HBV infection is a common cause of liver disease with a high burden worldwide. Current therapeutic strategy relies on interferon and nucleos(t)ide-type drugs with the limitation of functional cure. In this study, a structure-based screening of marine natural products from an in-house library was performed to hit HBV inhibitors, and the gorgonian-derived briarane-type diterpenoids showed inhibitory effects against HBV DNA replication in HepAD38 cells. Preliminary analyses of structure–activity relationship demonstrated that a briarane-based scaffold with an 3E,5(16)-diene and a chlorine-substitution at C-6 is required for the anti-HBV activity. Junceellolide B is one of the potent HBV inhibitors exhibiting efficient reduction of HBsAg and HBeAg production in HBV infected HepG2-NTCP cells with a dose-dependent manner (p < 0.001). It also significantly reduced the secreted HBV DNA, HBV RNA, and HBeAg in HepAD38 cells with the EC₅₀ values of 0.83, 2.87 and 7.75 μM, respectively. Mechanistically, junceellolide B potently inhibited HBV RNA transcription without promoting HBV RNA degradation. RNA-seq analysis indicated that junceellolide B significantly decreased HBV cccDNA-transcripted products accompanying stable down-regulation of the expression of RNA polymerase II related host transcription factors (ZBED6 and ZBTB7B). These findings suggest junceellolide B to be a transcription inhibitor of cccDNA and a promising lead for the development of new anti-HBV agent.

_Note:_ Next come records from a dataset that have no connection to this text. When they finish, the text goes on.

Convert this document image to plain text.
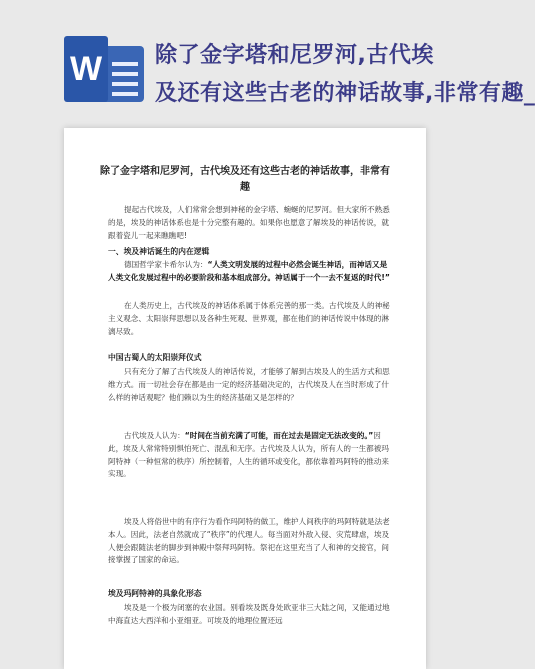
W 除了金字塔和尼罗河,古代埃
及还有这些古老的神话故事,非常有趣_
除了金字塔和尼罗河，古代埃及还有这些古老的神话故事，非常有趣

提起古代埃及，人们常常会想到神秘的金字塔、蜿蜒的尼罗河。但大家所不熟悉的是，埃及的神话体系也是十分完整有趣的。如果你也愿意了解埃及的神话传说，就跟着瓷儿一起来瞧瞧吧!

一、埃及神话诞生的内在逻辑

德国哲学家卡希尔认为：“人类文明发展的过程中必然会诞生神话，而神话又是人类文化发展过程中的必要阶段和基本组成部分。神话属于一个一去不复返的时代!”

在人类历史上，古代埃及的神话体系属于体系完善的那一类。古代埃及人的神秘主义观念、太阳崇拜思想以及各种生死观、世界观，都在他们的神话传说中体现的淋漓尽致。

中国古蜀人的太阳崇拜仪式

只有充分了解了古代埃及人的神话传说，才能够了解到古埃及人的生活方式和思维方式。而一切社会存在都是由一定的经济基础决定的，古代埃及人在当时形成了什么样的神话观呢？他们赖以为生的经济基础又是怎样的？

古代埃及人认为：“时间在当前充满了可能，而在过去是固定无法改变的。”因此，埃及人常常特别惧怕死亡、混乱和无序。古代埃及人认为，所有人的一生都被玛阿特神（一种恒常的秩序）所控制着，人生的循环或变化，都依靠着玛阿特的推动来实现。

埃及人将俗世中的有序行为看作玛阿特的做工，维护人间秩序的玛阿特就是法老本人。因此，法老自然就成了“秩序”的代理人。每当面对外敌入侵、灾荒肆虐，埃及人便会跟随法老的脚步到神殿中祭拜玛阿特。祭祀在这里充当了人和神的交接官，间接掌握了国家的命运。

埃及玛阿特神的具象化形态

埃及是一个极为闭塞的农业国。别看埃及既身处欧亚非三大陆之间，又能通过地中海直达大西洋和小亚细亚。可埃及的地理位置还远
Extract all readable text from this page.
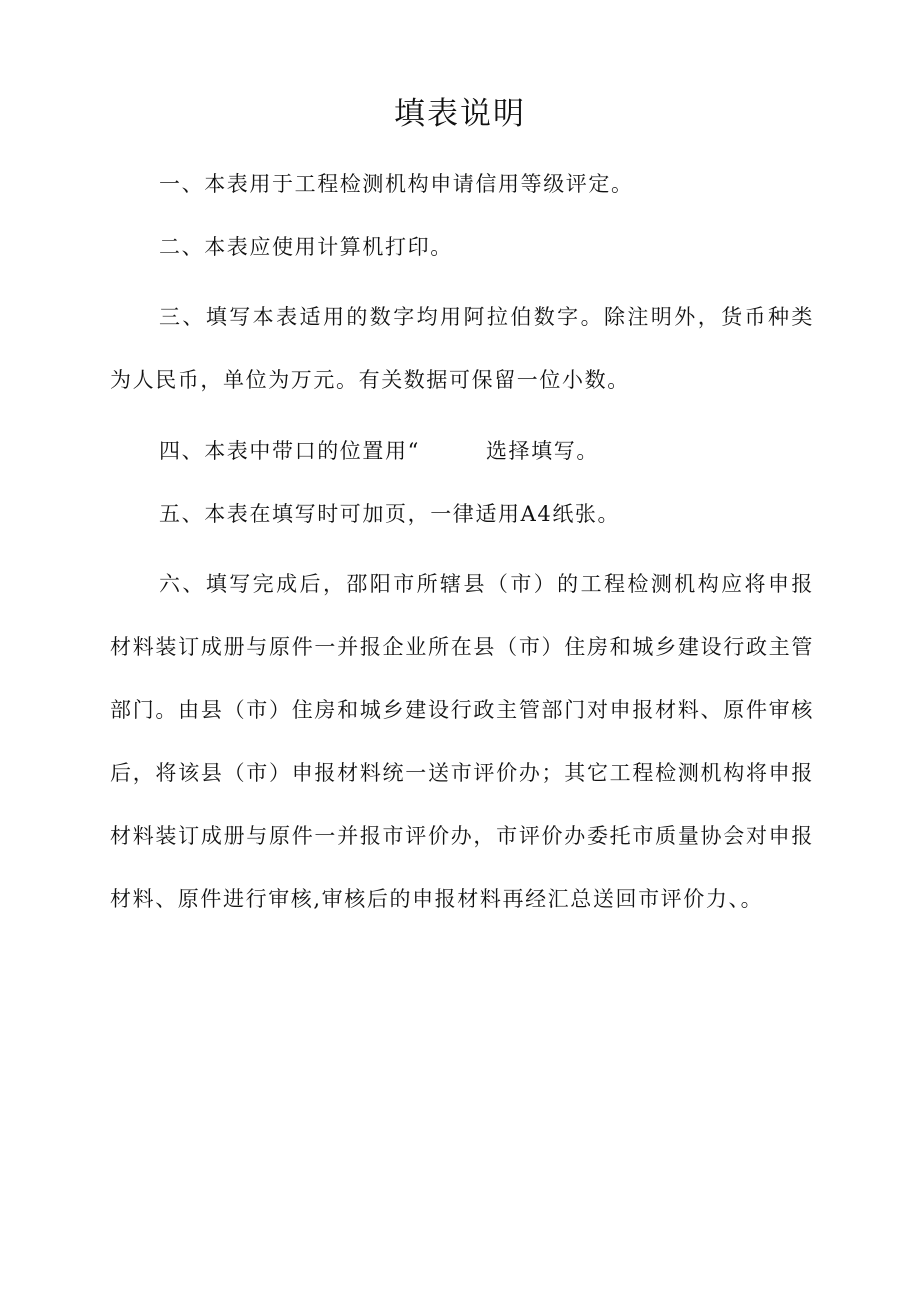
填表说明

一、本表用于工程检测机构申请信用等级评定。

二、本表应使用计算机打印。

三、填写本表适用的数字均用阿拉伯数字。除注明外，货币种类为人民币，单位为万元。有关数据可保留一位小数。

四、本表中带口的位置用“	选择填写。

五、本表在填写时可加页，一律适用A4纸张。

六、填写完成后，邵阳市所辖县（市）的工程检测机构应将申报材料装订成册与原件一并报企业所在县（市）住房和城乡建设行政主管部门。由县（市）住房和城乡建设行政主管部门对申报材料、原件审核后，将该县（市）申报材料统一送市评价办；其它工程检测机构将申报材料装订成册与原件一并报市评价办，市评价办委托市质量协会对申报材料、原件进行审核,审核后的申报材料再经汇总送回市评价力、。
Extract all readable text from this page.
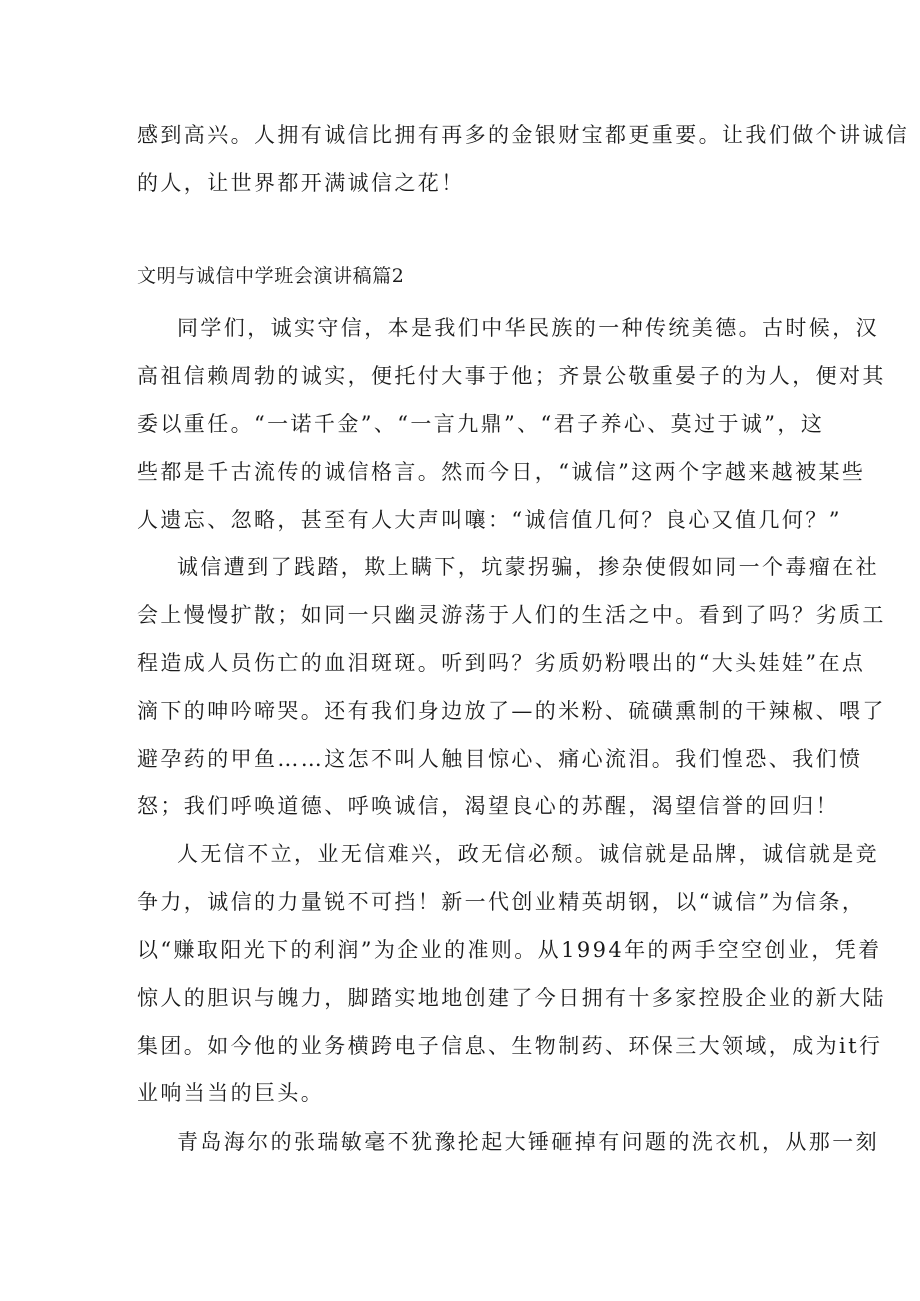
感到高兴。人拥有诚信比拥有再多的金银财宝都更重要。让我们做个讲诚信
的人，让世界都开满诚信之花！
文明与诚信中学班会演讲稿篇2
同学们，诚实守信，本是我们中华民族的一种传统美德。古时候，汉
高祖信赖周勃的诚实，便托付大事于他；齐景公敬重晏子的为人，便对其
委以重任。“一诺千金”、“一言九鼎”、“君子养心、莫过于诚”，这
些都是千古流传的诚信格言。然而今日，“诚信”这两个字越来越被某些
人遗忘、忽略，甚至有人大声叫嚷：“诚信值几何？良心又值几何？”
诚信遭到了践踏，欺上瞒下，坑蒙拐骗，掺杂使假如同一个毒瘤在社
会上慢慢扩散；如同一只幽灵游荡于人们的生活之中。看到了吗？劣质工
程造成人员伤亡的血泪斑斑。听到吗？劣质奶粉喂出的“大头娃娃”在点
滴下的呻吟啼哭。还有我们身边放了—的米粉、硫磺熏制的干辣椒、喂了
避孕药的甲鱼……这怎不叫人触目惊心、痛心流泪。我们惶恐、我们愤
怒；我们呼唤道德、呼唤诚信，渴望良心的苏醒，渴望信誉的回归！
人无信不立，业无信难兴，政无信必颓。诚信就是品牌，诚信就是竞
争力，诚信的力量锐不可挡！新一代创业精英胡钢，以“诚信”为信条，
以“赚取阳光下的利润”为企业的准则。从1994年的两手空空创业，凭着
惊人的胆识与魄力，脚踏实地地创建了今日拥有十多家控股企业的新大陆
集团。如今他的业务横跨电子信息、生物制药、环保三大领域，成为it行
业响当当的巨头。
青岛海尔的张瑞敏毫不犹豫抡起大锤砸掉有问题的洗衣机，从那一刻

HBV感染是肝脏疾病的常见病因，在世界范围内负担沉重。当前的治疗策略依赖于干扰素和核苷酸（t）化物型药物，但功能性治疗受到限制。在这项研究中，从内部库中对海洋天然产物进行了基于结构的筛选，以检测出HBV抑制剂，而源自戈尔贡人的briarane型双萜类化合物则显示出对HepAD38细胞中HBV DNA复制的抑制作用。初步的结构-活性关系分析表明，以3的E为基础的基于芳烃的支架抗-HBV活性需要在C-6处具有5,16（16）-二烯和氯取代基。芥子醇内酯B是有效的HBV抑制剂之一，在HBV感染的HepG2-NTCP细胞中表现出有效降低HBsAg和HBeAg产生的剂量依赖性（p  <0.001）。还可通过EC ₅₀显着减少HepAD38细胞中分泌的HBV DNA，HBV RNA和HBeAg值分别为0.83、2.87和7.75μM。从机理上讲，芥子内酯B有效地抑制了HBV RNA的转录而没有促进HBV RNA的降解。RNA-seq分析表明，芥菜内酯B可显着降低HBV cccDNA转录产物，并伴随RNA聚合酶II相关宿主转录因子（ZBED6和ZBTB7B）表达的稳定下调。这些发现表明，芥子素内酯B是cccDNA的转录抑制剂，是开发新型抗HBV药物的有希望的先导。